In this post, I will describe local feature encoding and quantisation - why it is useful, where it is used, and some of the popular techniques used to perform it.

Feature quantisation is commonly used in domains such as image and video retrieval, however, it can be applied anywhere we would like to convert a variable number of local features into a single feature of uniform dimensionality.

Consider a set of images \(\{I_i\}^{n}_{i=1}\), and that we would like to obtain a fixed-length representation of each image so that we can index them quickly and easily by comparing these representation using some similarity measure. One common way to do this is to find interest points on the images, and compute the SIFT or SURF descriptors around those interest points. This means that each image will have a set of descriptors \(\{v_j\}_{j=1}^{n_i}\), where \(n_i\) is the number of descriptors found for image \(I_i\). It is clear that since the \(n_i\)s are not necessarily equal, we need some scheme to compute a fixed-length global representation of the image, using these local descriptors, in order, for example, to be able to compare similarity between images.

The most popular of these local feature encoding methods is bag-of-words (BoW). This is sometimes known as bag-of-visual-words, or bag-of-features. This technique is performed in the following manner. We sample a subset of the local descriptors across all images. Call this set \(S\). We then use the descriptors in \(S\) to estimate a K-Means clustering with \(K\) cluster centroids. These \(K\) centroids can be thought of as visual codebooks in the image feature space. Once we have learned this so-called visual codebook, we can then use it to compute a global, fixed-length representation of an image.

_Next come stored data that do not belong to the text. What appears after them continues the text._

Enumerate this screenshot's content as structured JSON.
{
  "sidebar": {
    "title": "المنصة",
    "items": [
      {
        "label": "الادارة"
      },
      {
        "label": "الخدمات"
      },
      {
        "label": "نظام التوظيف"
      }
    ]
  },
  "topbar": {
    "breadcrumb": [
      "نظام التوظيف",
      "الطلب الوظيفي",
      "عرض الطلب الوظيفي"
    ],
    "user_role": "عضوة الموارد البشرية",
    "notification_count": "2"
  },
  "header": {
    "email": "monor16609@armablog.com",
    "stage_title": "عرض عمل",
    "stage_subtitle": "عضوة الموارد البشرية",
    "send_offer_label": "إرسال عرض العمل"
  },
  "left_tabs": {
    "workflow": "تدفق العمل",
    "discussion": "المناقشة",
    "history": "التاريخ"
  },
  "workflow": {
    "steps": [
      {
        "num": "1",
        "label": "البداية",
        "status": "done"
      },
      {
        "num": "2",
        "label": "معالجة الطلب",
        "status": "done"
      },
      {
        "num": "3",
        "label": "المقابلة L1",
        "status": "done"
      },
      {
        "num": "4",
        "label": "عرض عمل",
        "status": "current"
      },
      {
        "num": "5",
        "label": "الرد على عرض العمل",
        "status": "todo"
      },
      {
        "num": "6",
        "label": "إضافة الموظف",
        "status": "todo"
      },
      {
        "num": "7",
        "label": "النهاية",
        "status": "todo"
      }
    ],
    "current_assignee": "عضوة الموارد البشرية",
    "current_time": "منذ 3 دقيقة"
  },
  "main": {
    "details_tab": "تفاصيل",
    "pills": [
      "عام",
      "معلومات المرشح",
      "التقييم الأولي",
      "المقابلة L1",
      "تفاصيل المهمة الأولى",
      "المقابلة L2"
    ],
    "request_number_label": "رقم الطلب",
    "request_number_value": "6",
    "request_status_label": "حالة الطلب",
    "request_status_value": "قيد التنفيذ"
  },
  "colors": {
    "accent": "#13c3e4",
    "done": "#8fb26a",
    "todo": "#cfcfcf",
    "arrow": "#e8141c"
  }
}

To compute the fixed-length representation, consider a particular image \(I_i\)’s descriptor set \(\{v_j\}_{j=1}^{n_i}\). We then compute a vector \(h \in \mathbb{R}^K\), where the \(i\)th dimension of \(h\) relates to the number of local descriptors of \(I_i\) that belong to \(i\)th visual word (i.e. cluster centroid) of the K-Means clustering. This is the quantisation part of the process. Determining what visual word a particular descriptor belongs to is achieved by computed distance between the descriptor and all the cluster centroids, using some distance metric (usually Euclidean distance) in the image feature space. This vector of counts is then L2-normalized to obtain the final, global, fixed-length representation of the image \(I_i\).

Other techniques exist to encode local features into global features such as Fisher vectors, and VLAD (vector of locally aggregated descriptors). Fisher vectors are the current state-of-the-art in this domain. However, they can quickly become very high-dimensional, as they are essentially a concatenation of partial derivatives of the parameters of a GMM (Gaussian mixture model) estimated with \(D\) modes in the image feature space. They are \(2 K D + K\)-dimensional, however, the \(K\) term is often discarded as these are the derivates of the GMM with respect to the mixture weights, and have been emprically shown to not provide much value to the representation. Thus, they are typically \(2 K D\)-dimensional. VLAD is a representation computed by quantising the residuals of the descriptors with respect to their assigned cluster centroids in a K-Means clustering of the data. They often result in similar performance to Fisher vectors, while being of a lower dimensionality and quicker to compute.